What are you even trying to say? I suppose I'll clarify for you: Yes, I'm confident I could have identified the cause of the mysterious packets quickly. No, I'm not going to go through the motions because I have no particular inclination toward the work outside of banter on the internet. And what's more, it would be contrived since the answer has already shared.

  • I think the point they're making is that "I, a seasoned network security and red-team-type person, could have done this in Wireshark without AI assistance" is neither surprising nor interesting.

    That'd be like saying "I, an emergency room doctor, do not need AI assistance to interpret an EKG"

    Consider that your expertise is atypical.

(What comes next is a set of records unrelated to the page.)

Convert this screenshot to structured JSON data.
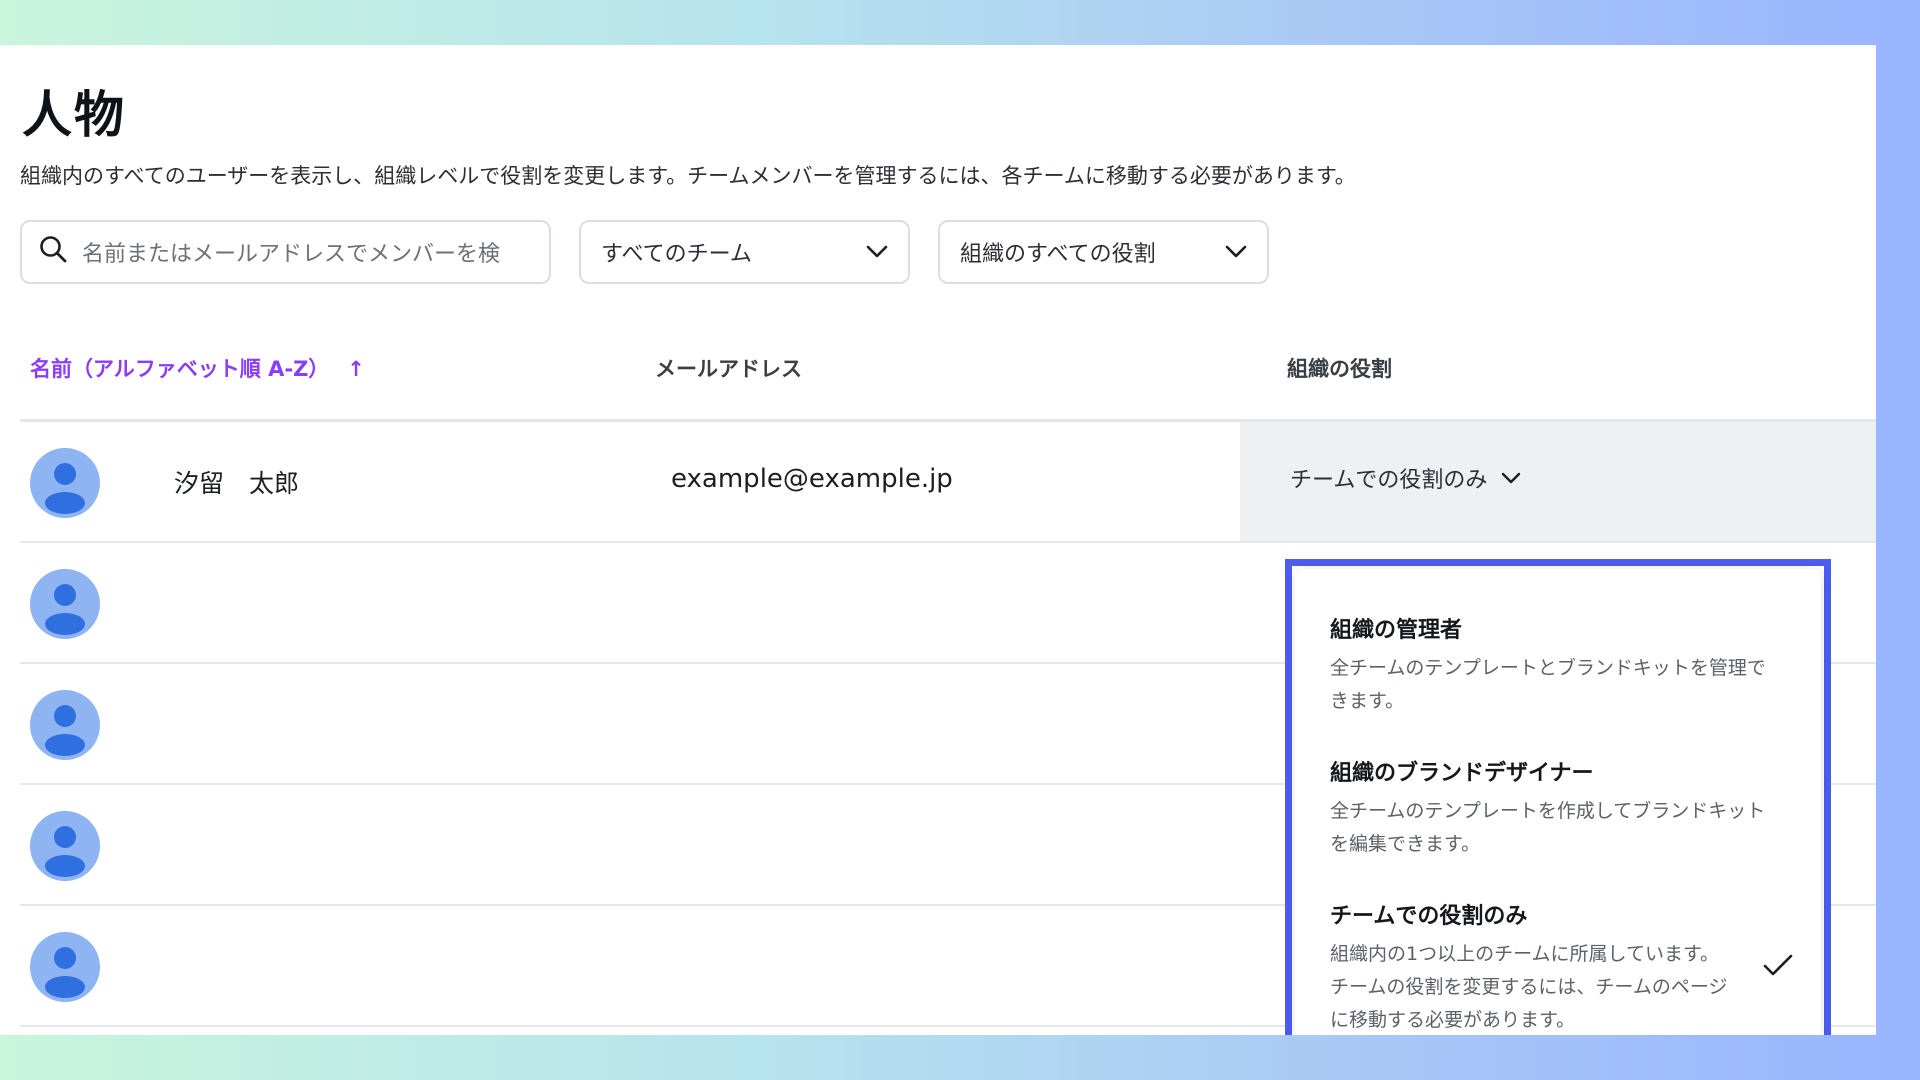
{
  "page": {
    "title": "人物",
    "description": "組織内のすべてのユーザーを表示し、組織レベルで役割を変更します。チームメンバーを管理するには、各チームに移動する必要があります。"
  },
  "filters": {
    "search_placeholder": "名前またはメールアドレスでメンバーを検",
    "team_select": "すべてのチーム",
    "role_select": "組織のすべての役割"
  },
  "table": {
    "columns": {
      "name": "名前（アルファベット順 A-Z）",
      "sort_arrow": "↑",
      "email": "メールアドレス",
      "role": "組織の役割"
    },
    "rows": [
      {
        "name": "汐留　太郎",
        "email": "example@example.jp",
        "role": "チームでの役割のみ"
      },
      {
        "name": "",
        "email": "",
        "role": ""
      },
      {
        "name": "",
        "email": "",
        "role": ""
      },
      {
        "name": "",
        "email": "",
        "role": ""
      },
      {
        "name": "",
        "email": "",
        "role": ""
      }
    ]
  },
  "role_menu": {
    "options": [
      {
        "title": "組織の管理者",
        "desc": "全チームのテンプレートとブランドキットを管理できます。",
        "selected": false
      },
      {
        "title": "組織のブランドデザイナー",
        "desc": "全チームのテンプレートを作成してブランドキットを編集できます。",
        "selected": false
      },
      {
        "title": "チームでの役割のみ",
        "desc": "組織内の1つ以上のチームに所属しています。チームの役割を変更するには、チームのページに移動する必要があります。",
        "selected": true
      }
    ]
  },
  "colors": {
    "accent": "#8b3dff",
    "highlight_border": "#4b5cf0",
    "avatar": "#8fb4f2",
    "avatar_figure": "#2f6fe0"
  },
  "icons": [
    "search-icon",
    "chevron-down-icon",
    "sort-up-arrow-icon",
    "avatar-icon",
    "check-icon"
  ]
}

    • The specific point I was trying to make was along the lines of, "I, a seasoned network security and red-team-type person, could have done this in Wireshark without AI assistance. And yet, I’d probably lose a bet on a race against someone like me using an LLM."

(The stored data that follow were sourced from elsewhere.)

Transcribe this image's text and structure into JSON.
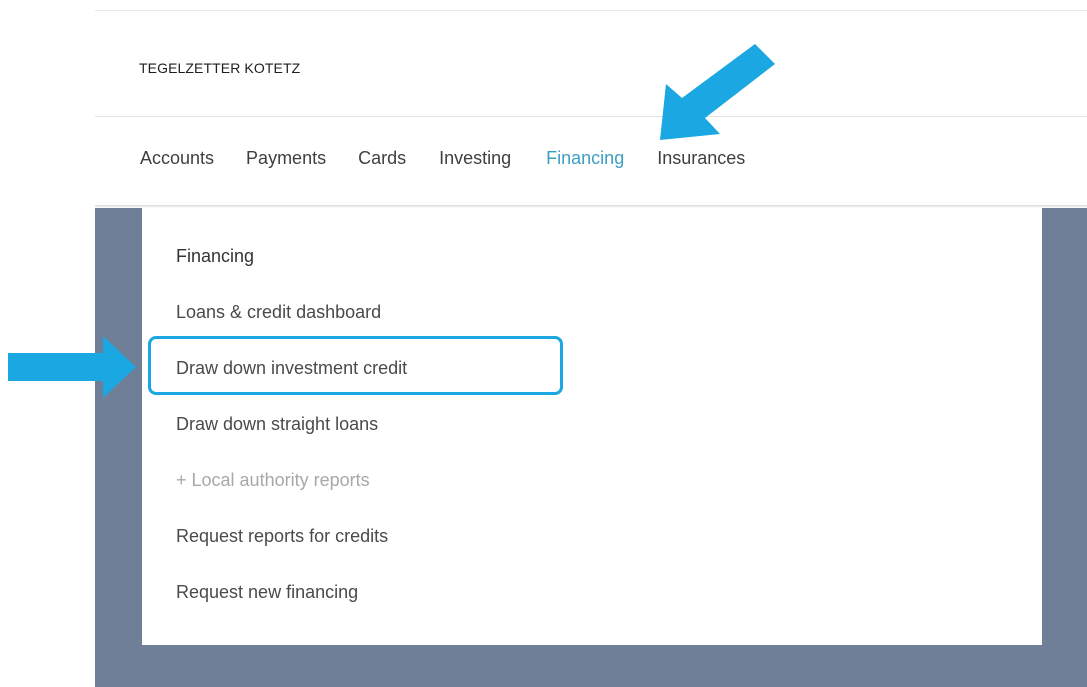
{
  "header": {
    "owner_name": "TEGELZETTER KOTETZ"
  },
  "nav": {
    "tabs": [
      {
        "label": "Accounts"
      },
      {
        "label": "Payments"
      },
      {
        "label": "Cards"
      },
      {
        "label": "Investing"
      },
      {
        "label": "Financing",
        "active": true
      },
      {
        "label": "Insurances"
      }
    ]
  },
  "dropdown": {
    "heading": "Financing",
    "items": [
      {
        "label": "Loans & credit dashboard"
      },
      {
        "label": "Draw down investment credit",
        "highlighted": true
      },
      {
        "label": "Draw down straight loans"
      },
      {
        "label": "+ Local authority reports",
        "muted": true
      },
      {
        "label": "Request reports for credits"
      },
      {
        "label": "Request new financing"
      }
    ]
  },
  "colors": {
    "accent_arrow": "#1aa7e2",
    "active_tab": "#3b9fc1",
    "backdrop": "#6e7f97"
  },
  "annotations": {
    "arrow_left_icon": "arrow-right-icon",
    "arrow_top_icon": "arrow-down-left-icon"
  }
}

    • Sure, but that is aside from my original point. If somebody:

      a) Has the knowledge to run tcpdump or similar from the command line

      b) Has the ambition to document and publish their effort on the internet

      c) Has the ability identify and patch the target behaviors in code

      I argue that, had they not run to an LLM, they likely would have solved this problem more efficiently, and would have learned more along the way. Forgive me for being so critical, but the LLM use here simply comes off as lazy. And not lazy in a good efficiency amplifying way, but lazy in a sloppy way. Ultimately this person achieved their goal, but this is a pattern I am seeing on a daily basis at this point, and I worry that heavy LLM users will see their skill sets stagnate and likely atrophy.